The switch was unmistakable and the Fed. itself has been doing everything within its vocal cords as to prove that switch had indeed been made. The March hike was that de facto moment to any who thought otherwise.

That was until what appeared as the Fed’s cover-for-courage (i.e.,Trump-reflation, hopium trade) showed to be DOA.

Now, with all eyes refocusing back onto the Fed. and its raising of rates into the reality of an anemic, if not near recessionary economy, it would appear suddenly the Fed. feels the need to send out speaker after speaker in a “he said-she said” ever-growing conflicting narrative of “hawk vs dove” parsing spree for where the Fed. currently stands for the further raising of rates, and more.

Don’t take my word for it. All one needs to do is listen, read, or watch any current Fed. communications over the last 30 days or so. We’re back into parsing verbs and their meanings once again. (see the afore-mentioned Mr. Dudley’s latest for clues.)

Oh yeah – and it’s only April.

Speaking of April, I haven’t even mentioned the sudden “retiring” of two members out-of-the-blue: One for reasons not elaborated (e.g., Mr. Tarullo), the other, for reasons I can only surmise the Fed. wishes needn’t be elaborated (e.g., Mr. Lacker’s admission he leaked market moving data.) Did I say, “It’s only April?” This is also the reason why I used the term “this current incarnation.” After all – it’s only April.

Again, let’s go back to where this supposedly all stood back in and around January of this year. You know, when all that “economy is awesome”-ness was emanating from a confident FOMC rate hiking squadron of hawks deciding it was not only time to raise, but rather, it was time to raise, and raise some more. Has anything else happened since then?

Hint: Now with Article 50 triggered in the U.K. and Brexit all but a done deal. We now have the elections in France and a possible Frexit on tap depending on the outcome. This alone could be the beginning (as well as encouraging from the growing chorus of EU partners who also want out) for a possible (if not inevitable) complete and utter dismantling of the E.U. leaving the ECB (European Central Bank) and its ever so “ebullient” Mr. Draghi precisely where? And with what? To do what further “whatever it takes” exactly?

And I haven’t even mentioned N.Korea, China, Russia, NATO, a reverse in the $Dollar, and a whole lot more.

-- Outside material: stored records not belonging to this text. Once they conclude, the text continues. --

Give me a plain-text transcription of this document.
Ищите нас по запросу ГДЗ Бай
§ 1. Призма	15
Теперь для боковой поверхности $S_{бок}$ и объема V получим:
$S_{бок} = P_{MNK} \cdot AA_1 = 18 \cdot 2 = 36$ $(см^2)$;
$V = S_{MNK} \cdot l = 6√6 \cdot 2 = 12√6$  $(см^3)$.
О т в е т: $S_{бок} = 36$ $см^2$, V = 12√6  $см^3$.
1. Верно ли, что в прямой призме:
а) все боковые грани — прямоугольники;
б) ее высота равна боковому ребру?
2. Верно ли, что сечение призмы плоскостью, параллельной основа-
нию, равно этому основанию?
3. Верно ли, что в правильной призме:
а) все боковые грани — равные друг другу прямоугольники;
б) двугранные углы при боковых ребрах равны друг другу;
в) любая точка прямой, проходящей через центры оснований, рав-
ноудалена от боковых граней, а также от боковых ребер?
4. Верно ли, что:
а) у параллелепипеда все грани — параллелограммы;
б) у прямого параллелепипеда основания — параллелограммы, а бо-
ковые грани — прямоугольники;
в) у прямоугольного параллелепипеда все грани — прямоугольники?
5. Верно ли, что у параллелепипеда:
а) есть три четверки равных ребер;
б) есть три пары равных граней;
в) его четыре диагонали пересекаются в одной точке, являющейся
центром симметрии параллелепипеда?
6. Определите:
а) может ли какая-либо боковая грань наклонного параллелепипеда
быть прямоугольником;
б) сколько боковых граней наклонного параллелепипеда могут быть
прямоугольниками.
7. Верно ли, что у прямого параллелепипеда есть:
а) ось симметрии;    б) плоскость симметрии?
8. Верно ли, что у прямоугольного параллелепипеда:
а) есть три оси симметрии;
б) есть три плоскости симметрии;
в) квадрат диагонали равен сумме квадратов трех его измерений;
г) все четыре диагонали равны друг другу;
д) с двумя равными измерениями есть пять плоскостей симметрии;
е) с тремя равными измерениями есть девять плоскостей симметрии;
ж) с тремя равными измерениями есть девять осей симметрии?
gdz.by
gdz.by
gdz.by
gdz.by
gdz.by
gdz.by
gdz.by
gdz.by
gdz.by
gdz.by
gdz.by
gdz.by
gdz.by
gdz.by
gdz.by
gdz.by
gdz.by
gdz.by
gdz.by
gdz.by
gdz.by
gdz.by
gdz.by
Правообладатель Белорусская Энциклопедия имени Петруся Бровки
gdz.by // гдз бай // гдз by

Did I mention: It’s only April?

With all the above for context it is also quite possible all the continuing soft data surveys falling in unison are nothing to worry about. Let alone be “terrified.” It’s also quite possible the old adage of “Sell in May and go away” is nothing more than an old traders tale not worthy of anything more than a “flip of a coin” for relevance. So why worry? Let alone – be “terrified”, right?

It’s also quite possible that the Fed’s front-running any possible fiscal stimulus emanating from congress might have been a little premature, if not over zealous. Especially when intertwined with calls of “balance sheet reduction” as not just a possibility, but rather, a probability now that it appears all the “stimulus” the Fed. appeared to be front-running is all but DOA.

It’s all quite possible any thoughts for concern are far too overdone. I mean: What else could go wrong, for the above is sooo 2017 already, is it not?

Sorry, I almost forgot: It’s only April.